Pupils from Oldenburg and a professional orchestra bring "Der Leuchtturm auf den Hummerklippen" to the stage, together with students. A children's opera in Low German - a rare experiment.

Oldenburg schoolchildren and a professional orchestra bring "Der Leuchtturm auf den Hummerklippen" by Joaquín Alem (composition) and Nils Braun (libretto) to the stage, together with students from the University of Oldenburg. A children's opera in Low German - a rare experiment.

Children's voices can be heard on campus. 20 pupils from the Oberschule Edewecht secondary school sing tightly packed together on the stage of the Unikum university theatre. Piano, bandoneon, bassoon, violin, cello, double bass: a small professional orchestra with musicians from the Orchestra Academy of the Oldenburg State Theatre also performs, as do professional adult singers from the independent scene. In the background, university students are working on the costumes and set design: seagulls, a poltergeist, a lighthouse including a keeper and an aunt in a flower costume are all visible.

It is mid-April and the intensive rehearsal weekend is currently underway for two performances in May, in Edewecht and on the island of Helgoland. A total of around 40 participants will then present the children's opera "The Lighthouse on the Lobster Cliffs". The speciality: The children sing in Low German - although very few of them have any previous experience of the regional language.

Low German opera for children: a novelty

"It appealed to us to be active in a genre that hardly exists in this form," explains Volker Schindel, director and artistic assistant at the Institute of Music with a focus on "Music, Scene and Theatre". Project leader Nils Braun, who also wrote the libretto, emphasises: "We want to show that children's opera can also be performed in Low German."

"A web of stories and humour unfolds in a poetic, clear stage language that allows the past to breathe in the present," says Joaquín Alem, who composed the music for the children's opera. The performance was inspired by the children's book of the same name by German author James Krüss, published in 1956. He would have been 100 years old this year. The opera tells the story of a lighthouse that stands in the North Sea not far from the island of Heligoland. It promises orientation and a view that reaches further than the next storm. The themes: the sea, memories, loss and hope.

Students support the music project

Preparations have been underway since the start of the 2025/26 school year. Nine student teachers from the University of Oldenburg are supporting the production from the initial musical ideas to rehearsals and the performance. Among other things, they have been meeting once a week with the children from Years 5 and 6 at their school in Edewecht. On Tuesdays, in the 7th and 8th lessons, it was then a case of encouraging them to memorise the lyrics, rehearse their singing and rehearse their movements.

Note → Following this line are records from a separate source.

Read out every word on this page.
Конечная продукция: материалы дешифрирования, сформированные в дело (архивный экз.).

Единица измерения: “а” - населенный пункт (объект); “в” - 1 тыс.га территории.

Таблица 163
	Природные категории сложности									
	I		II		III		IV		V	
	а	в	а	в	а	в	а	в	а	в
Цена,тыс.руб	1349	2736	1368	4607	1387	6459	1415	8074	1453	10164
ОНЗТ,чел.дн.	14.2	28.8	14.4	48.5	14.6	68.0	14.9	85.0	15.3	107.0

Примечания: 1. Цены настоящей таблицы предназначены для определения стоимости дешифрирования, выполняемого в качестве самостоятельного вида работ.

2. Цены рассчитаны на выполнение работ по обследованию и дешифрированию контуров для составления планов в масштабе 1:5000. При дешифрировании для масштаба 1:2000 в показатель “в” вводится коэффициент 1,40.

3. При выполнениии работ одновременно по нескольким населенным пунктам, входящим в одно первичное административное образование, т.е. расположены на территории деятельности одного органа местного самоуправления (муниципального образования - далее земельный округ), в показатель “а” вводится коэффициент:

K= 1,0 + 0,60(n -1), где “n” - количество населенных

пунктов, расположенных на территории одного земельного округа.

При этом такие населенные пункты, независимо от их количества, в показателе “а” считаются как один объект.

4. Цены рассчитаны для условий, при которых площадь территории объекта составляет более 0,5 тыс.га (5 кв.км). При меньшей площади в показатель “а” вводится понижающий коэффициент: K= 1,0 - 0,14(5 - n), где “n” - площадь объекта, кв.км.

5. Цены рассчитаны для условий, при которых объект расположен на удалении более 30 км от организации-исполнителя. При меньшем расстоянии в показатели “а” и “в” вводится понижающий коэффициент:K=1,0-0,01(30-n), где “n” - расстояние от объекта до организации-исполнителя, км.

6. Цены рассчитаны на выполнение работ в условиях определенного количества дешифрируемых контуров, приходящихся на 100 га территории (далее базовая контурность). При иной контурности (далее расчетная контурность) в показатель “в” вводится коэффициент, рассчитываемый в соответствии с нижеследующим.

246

"It's really great to see the results here for the first time, to see the children standing on stage with professional musicians and singing confidently in Low German," says student Greetje-Theda Witzel, who was involved in the artistic creation process from the very beginning and also worked on the Low German choral version. Even though it's only the rehearsal weekend, she already has goosebumps, she says.

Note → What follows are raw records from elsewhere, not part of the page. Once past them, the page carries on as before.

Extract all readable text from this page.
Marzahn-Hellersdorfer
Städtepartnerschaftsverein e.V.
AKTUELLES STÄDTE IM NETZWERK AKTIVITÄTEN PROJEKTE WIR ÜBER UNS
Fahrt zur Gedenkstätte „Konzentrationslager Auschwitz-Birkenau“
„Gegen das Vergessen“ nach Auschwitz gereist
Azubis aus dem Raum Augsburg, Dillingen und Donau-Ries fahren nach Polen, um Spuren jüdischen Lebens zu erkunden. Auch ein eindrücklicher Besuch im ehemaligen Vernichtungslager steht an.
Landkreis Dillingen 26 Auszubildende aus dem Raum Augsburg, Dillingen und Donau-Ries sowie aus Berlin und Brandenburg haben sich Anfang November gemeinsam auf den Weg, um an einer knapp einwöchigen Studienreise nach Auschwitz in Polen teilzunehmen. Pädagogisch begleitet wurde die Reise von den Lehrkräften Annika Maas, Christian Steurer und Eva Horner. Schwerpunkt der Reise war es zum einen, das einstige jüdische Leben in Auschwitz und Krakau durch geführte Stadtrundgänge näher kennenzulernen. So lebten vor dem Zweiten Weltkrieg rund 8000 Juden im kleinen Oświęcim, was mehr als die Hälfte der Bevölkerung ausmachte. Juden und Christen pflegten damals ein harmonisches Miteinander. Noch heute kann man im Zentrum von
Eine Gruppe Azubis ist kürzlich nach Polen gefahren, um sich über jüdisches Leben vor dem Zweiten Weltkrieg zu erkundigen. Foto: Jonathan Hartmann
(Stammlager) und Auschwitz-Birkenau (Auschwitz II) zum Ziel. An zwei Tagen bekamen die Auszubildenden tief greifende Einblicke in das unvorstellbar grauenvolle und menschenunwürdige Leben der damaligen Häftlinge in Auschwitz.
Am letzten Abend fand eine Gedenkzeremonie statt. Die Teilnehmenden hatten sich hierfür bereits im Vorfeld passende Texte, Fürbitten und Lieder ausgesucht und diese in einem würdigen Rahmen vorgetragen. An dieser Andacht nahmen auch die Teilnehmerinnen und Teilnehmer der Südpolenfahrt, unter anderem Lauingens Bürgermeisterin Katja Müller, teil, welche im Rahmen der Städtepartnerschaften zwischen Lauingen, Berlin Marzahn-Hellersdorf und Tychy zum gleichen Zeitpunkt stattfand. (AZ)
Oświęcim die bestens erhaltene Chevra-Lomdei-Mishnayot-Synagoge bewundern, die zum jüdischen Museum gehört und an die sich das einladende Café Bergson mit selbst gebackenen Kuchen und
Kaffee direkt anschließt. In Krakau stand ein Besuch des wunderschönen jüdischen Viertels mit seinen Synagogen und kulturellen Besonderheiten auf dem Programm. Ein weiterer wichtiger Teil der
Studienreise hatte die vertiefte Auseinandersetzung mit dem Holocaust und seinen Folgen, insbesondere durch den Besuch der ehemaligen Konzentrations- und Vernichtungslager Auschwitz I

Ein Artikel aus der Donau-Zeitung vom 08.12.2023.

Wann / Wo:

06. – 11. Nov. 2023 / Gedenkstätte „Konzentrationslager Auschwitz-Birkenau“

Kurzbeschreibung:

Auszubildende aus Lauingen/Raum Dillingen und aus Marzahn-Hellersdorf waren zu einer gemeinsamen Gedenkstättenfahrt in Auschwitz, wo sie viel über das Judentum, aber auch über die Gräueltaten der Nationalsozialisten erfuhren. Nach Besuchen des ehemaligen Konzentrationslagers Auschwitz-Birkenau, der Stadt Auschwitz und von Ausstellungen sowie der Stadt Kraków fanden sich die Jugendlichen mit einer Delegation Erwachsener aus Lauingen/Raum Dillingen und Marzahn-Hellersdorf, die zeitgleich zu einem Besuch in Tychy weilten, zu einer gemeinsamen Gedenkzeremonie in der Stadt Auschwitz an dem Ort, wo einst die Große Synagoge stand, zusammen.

The Dr Hildegard Schnetkamp Foundation is the source of ideas and supporter of this special joint production. "It is important to us to combine contemporary musical endeavours with regional culture in northern Germany," says Managing Director Birgit Popien. At the same time, the aim is to get children and young people interested in music in general and opera in particular. For many of the pupils involved, this is their first intensive encounter with the genre.